As the west winds shifted and the November monsoons dripped their last drop, the King and Queen of Tamarindia decided it was time for their annual banquet.
“Who should we invite this year?” asked the King. “Usual suspects?”
“Meh,” replied the Queen, scrunching up her nose. “I’m tired of the old crew. Let’s spice things up.”
“If we don’t invite the Duke and Duchess of Appleland they’re going to make a stink. Maybe launch some of their rotten citizens our way. And the Prince of Grapeovia will insist on an invitation after last year’s mix-up with Cherrovia.”
“Fine,” said the Queen. “Applelanders and Grapeovians can come. But can’t we invite some sovereigns from other regions? Tropicandia? The Isles of Paradise? Oceanica?”
“We can try,” said the King. “But who knows if they’ll show up.”
But the Queen was determined. She sent out invitations everywhere, borne by fast-flying carrier pigeons with brilliant red and gold plumage. Meanwhile back at the castle, preparations began. Not knowing exactly how many attendees to prepare for, the Queen ordered all of the food in the storehouse to be gathered, and additional supplies brought in from neighboring kingdoms. The cavernous banquet hall was cleared and cleaned.
When banquet day came, the greatest array of dishes ever seen in Tamarindia lay out on two hundred long tables. Scores of tamarind-apple chutneys, marinated lamb and goat stews, sweetbreads with tamarind paste, curries, and dessert tables overflowing with tamarind cookies and candies filled the hall.
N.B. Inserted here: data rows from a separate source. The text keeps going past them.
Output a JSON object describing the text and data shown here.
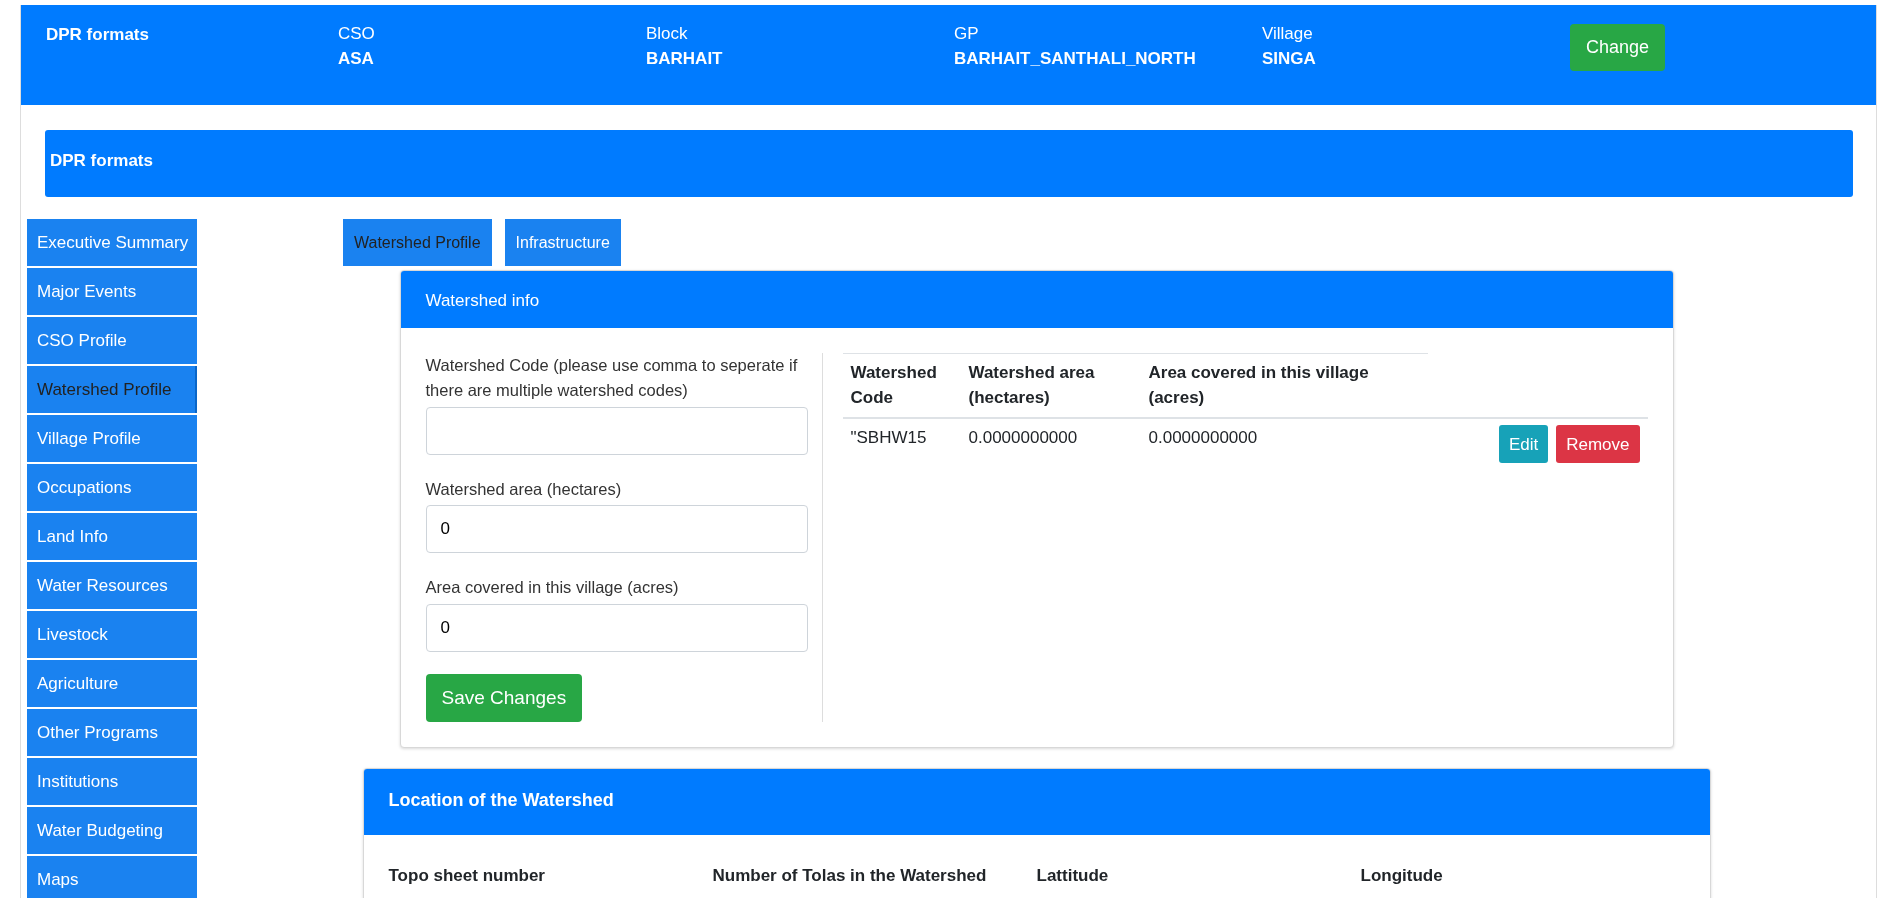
{
  "header": {
    "title": "DPR formats",
    "fields": [
      {
        "label": "CSO",
        "value": "ASA"
      },
      {
        "label": "Block",
        "value": "BARHAIT"
      },
      {
        "label": "GP",
        "value": "BARHAIT_SANTHALI_NORTH"
      },
      {
        "label": "Village",
        "value": "SINGA"
      }
    ],
    "button": "Change"
  },
  "panel_title": "DPR formats",
  "sidebar": {
    "items": [
      {
        "label": "Executive Summary",
        "selected": false
      },
      {
        "label": "Major Events",
        "selected": false
      },
      {
        "label": "CSO Profile",
        "selected": false
      },
      {
        "label": "Watershed Profile",
        "selected": true
      },
      {
        "label": "Village Profile",
        "selected": false
      },
      {
        "label": "Occupations",
        "selected": false
      },
      {
        "label": "Land Info",
        "selected": false
      },
      {
        "label": "Water Resources",
        "selected": false
      },
      {
        "label": "Livestock",
        "selected": false
      },
      {
        "label": "Agriculture",
        "selected": false
      },
      {
        "label": "Other Programs",
        "selected": false
      },
      {
        "label": "Institutions",
        "selected": false
      },
      {
        "label": "Water Budgeting",
        "selected": false
      },
      {
        "label": "Maps",
        "selected": false
      }
    ]
  },
  "tabs": [
    {
      "label": "Watershed Profile",
      "selected": true
    },
    {
      "label": "Infrastructure",
      "selected": false
    }
  ],
  "watershed_info": {
    "title": "Watershed info",
    "fields": [
      {
        "label": "Watershed Code (please use comma to seperate if there are multiple watershed codes)"
      },
      {
        "label": "Watershed area (hectares)",
        "value": "0"
      },
      {
        "label": "Area covered in this village (acres)",
        "value": "0"
      }
    ],
    "save_button": "Save Changes",
    "table": {
      "columns": [
        "Watershed Code",
        "Watershed area (hectares)",
        "Area covered in this village (acres)"
      ],
      "rows": [
        {
          "cells": [
            "\"SBHW15",
            "0.0000000000",
            "0.0000000000"
          ],
          "actions": [
            {
              "label": "Edit",
              "kind": "edit"
            },
            {
              "label": "Remove",
              "kind": "remove"
            }
          ]
        }
      ]
    }
  },
  "location": {
    "title": "Location of the Watershed",
    "columns": [
      "Topo sheet number",
      "Number of Tolas in the Watershed",
      "Lattitude",
      "Longitude"
    ]
  }
}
Strings of dried tamarind draped down from the ceiling, and lanterns made out of tamarind wax lit the hall in a soft amber glow. The ladies, wearing bracelets and earrings made from tamarind leaves, entered and took their places, followed by knights with ornamental seedpods around their forearms.
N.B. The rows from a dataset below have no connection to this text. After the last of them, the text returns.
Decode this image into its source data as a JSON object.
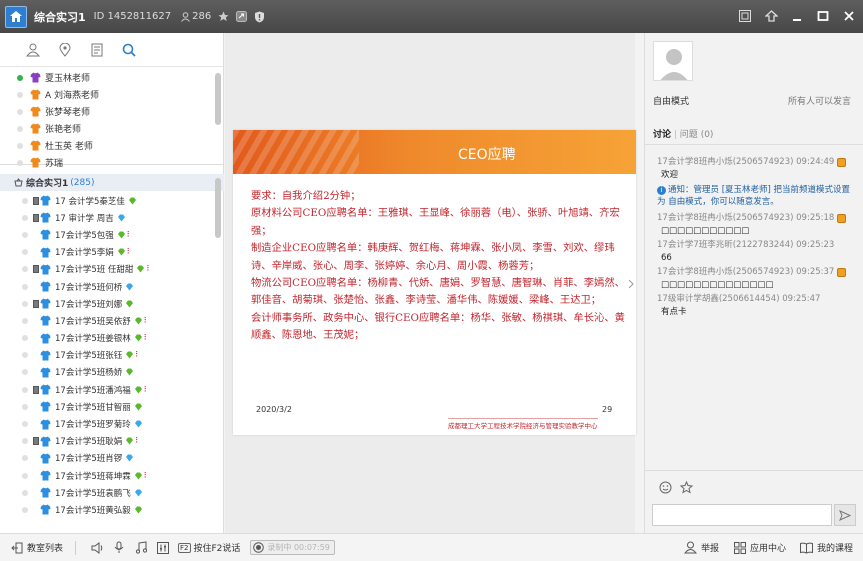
{
  "titlebar": {
    "title": "综合实习1",
    "room_id": "ID 1452811627",
    "people_count": "286"
  },
  "teachers": [
    {
      "name": "夏玉林老师",
      "online": true,
      "shirt": "purple"
    },
    {
      "name": "A 刘海燕老师",
      "online": false,
      "shirt": "orange"
    },
    {
      "name": "张梦琴老师",
      "online": false,
      "shirt": "orange"
    },
    {
      "name": "张艳老师",
      "online": false,
      "shirt": "orange"
    },
    {
      "name": "杜玉英 老师",
      "online": false,
      "shirt": "orange"
    },
    {
      "name": "苏瑞",
      "online": false,
      "shirt": "orange"
    }
  ],
  "class_group": {
    "name": "综合实习1",
    "count": "(285)"
  },
  "students": [
    {
      "name": "17 会计学5秦芝佳",
      "gem": "green",
      "mark": false,
      "sq": true
    },
    {
      "name": "17 审计学 周吉",
      "gem": "blue",
      "mark": false,
      "sq": true
    },
    {
      "name": "17会计学5包强",
      "gem": "green",
      "mark": true,
      "sq": false
    },
    {
      "name": "17会计学5李娟",
      "gem": "green",
      "mark": true,
      "sq": false
    },
    {
      "name": "17会计学5班 任甜甜",
      "gem": "green",
      "mark": true,
      "sq": true
    },
    {
      "name": "17会计学5班何桥",
      "gem": "blue",
      "mark": false,
      "sq": false
    },
    {
      "name": "17会计学5班刘娜",
      "gem": "green",
      "mark": false,
      "sq": true
    },
    {
      "name": "17会计学5班吴依舒",
      "gem": "green",
      "mark": true,
      "sq": false
    },
    {
      "name": "17会计学5班姜银林",
      "gem": "green",
      "mark": true,
      "sq": false
    },
    {
      "name": "17会计学5班张钰",
      "gem": "green",
      "mark": true,
      "sq": false
    },
    {
      "name": "17会计学5班杨娇",
      "gem": "green",
      "mark": false,
      "sq": false
    },
    {
      "name": "17会计学5班潘鸿福",
      "gem": "green",
      "mark": true,
      "sq": true
    },
    {
      "name": "17会计学5班甘智丽",
      "gem": "green",
      "mark": false,
      "sq": false
    },
    {
      "name": "17会计学5班罗菊玲",
      "gem": "blue",
      "mark": false,
      "sq": false
    },
    {
      "name": "17会计学5班耿娟",
      "gem": "green",
      "mark": true,
      "sq": true
    },
    {
      "name": "17会计学5班肖锣",
      "gem": "blue",
      "mark": false,
      "sq": false
    },
    {
      "name": "17会计学5班蒋坤霖",
      "gem": "green",
      "mark": true,
      "sq": false
    },
    {
      "name": "17会计学5班袁鹏飞",
      "gem": "blue",
      "mark": false,
      "sq": false
    },
    {
      "name": "17会计学5班黄弘毅",
      "gem": "green",
      "mark": false,
      "sq": false
    }
  ],
  "slide": {
    "title": "CEO应聘",
    "body": [
      "要求：自我介绍2分钟；",
      "原材料公司CEO应聘名单：王雅琪、王显峰、徐丽蓉（电）、张骄、叶旭靖、齐宏强；",
      "制造企业CEO应聘名单：韩庚辉、贺红梅、蒋坤霖、张小凤、李雪、刘欢、缪玮诗、辛岸威、张心、周李、张婷婷、余心月、周小霞、杨蓉芳；",
      "物流公司CEO应聘名单：杨柳青、代娇、唐娟、罗智慧、唐智琳、肖菲、李嫣然、郭佳音、胡菊琪、张楚怡、张鑫、李诗莹、潘华伟、陈媛媛、梁峰、王达卫；",
      "会计师事务所、政务中心、银行CEO应聘名单：杨华、张敏、杨祺琪、牟长沁、黄顺鑫、陈恩地、王茂妮；"
    ],
    "date": "2020/3/2",
    "page": "29",
    "footer": "成都理工大学工程技术学院经济与管理实验教学中心"
  },
  "right": {
    "mode": "自由模式",
    "mode_right": "所有人可以发言",
    "tab_discuss": "讨论",
    "tab_question": "问题",
    "question_count": "(0)",
    "messages": [
      {
        "head": "17会计学8班冉小烁(2506574923) 09:24:49",
        "body": "欢迎",
        "icon": true
      },
      {
        "notice": "通知：管理员 [夏玉林老师] 把当前频道模式设置为 自由模式，你可以随意发言。"
      },
      {
        "head": "17会计学8班冉小烁(2506574923) 09:25:18",
        "body": "□□□□□□□□□□□",
        "icon": true
      },
      {
        "head": "17会计学7班李兆昕(2122783244) 09:25:23",
        "body": "66",
        "icon": false
      },
      {
        "head": "17会计学8班冉小烁(2506574923) 09:25:37",
        "body": "□□□□□□□□□□□□□□",
        "icon": true
      },
      {
        "head": "17级审计学胡鑫(2506614454) 09:25:47",
        "body": "有点卡",
        "icon": false
      }
    ]
  },
  "bottom": {
    "room_list": "教室列表",
    "f2_key": "F2",
    "f2_label": "按住F2说话",
    "record_time": "录制中 00:07:59",
    "report": "举报",
    "app_center": "应用中心",
    "my_course": "我的课程"
  },
  "colors": {
    "titlebar": "#4f4f4f",
    "slide_red": "#c4262e",
    "banner_orange": "#ef8a2c",
    "link_blue": "#2c7fd0"
  }
}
The delegations began to arrive. The Queen was delighted to see Dateish emissaries, adorned with strings of dried fruit around their necks, followed by dark Chocolatiers in shiny blue robes and golden headbands, and Lemonese soldiers in green tasseled uniforms. She couldn’t help but clasp her hands together when a delegation from oh-so-distant Cocondia arrived, wearing skirts of hundreds of brown husks around their waists, walking to the sound of the exotic tree drupes they clopped together in their hands. After a brief conference between the Dateish and Cocondian delegations, the King of Cocondia presented the King and Queen of Tamarindia with a small mahogany box, inlaid with mother-of-pearl.
“Please accept this token of unity and everlasting cooperation between our three realms.” The Queen opened the box and gave a small gasp of wonder as several perfectly spherical balls rose into the air and rotated in front of her. The very essence of each realm had been captured and fused together in a reflecting ball of light.
“These are magic,” said the Queen. “They will endure, much as the peace between our kingdoms will.” And as it turned out, she was right. Long-lasting peace ensued, built upon delectable culinary exchanges and a culture borne of multiple worlds.
- Food process the tamarind paste with the dates (can add a tb of water or so to help this along). Form into balls and roll in coconut.
- Enjoy how literally simple this recipe is, and take comfort in the hypothetical idea that world peace could be as easily achieved.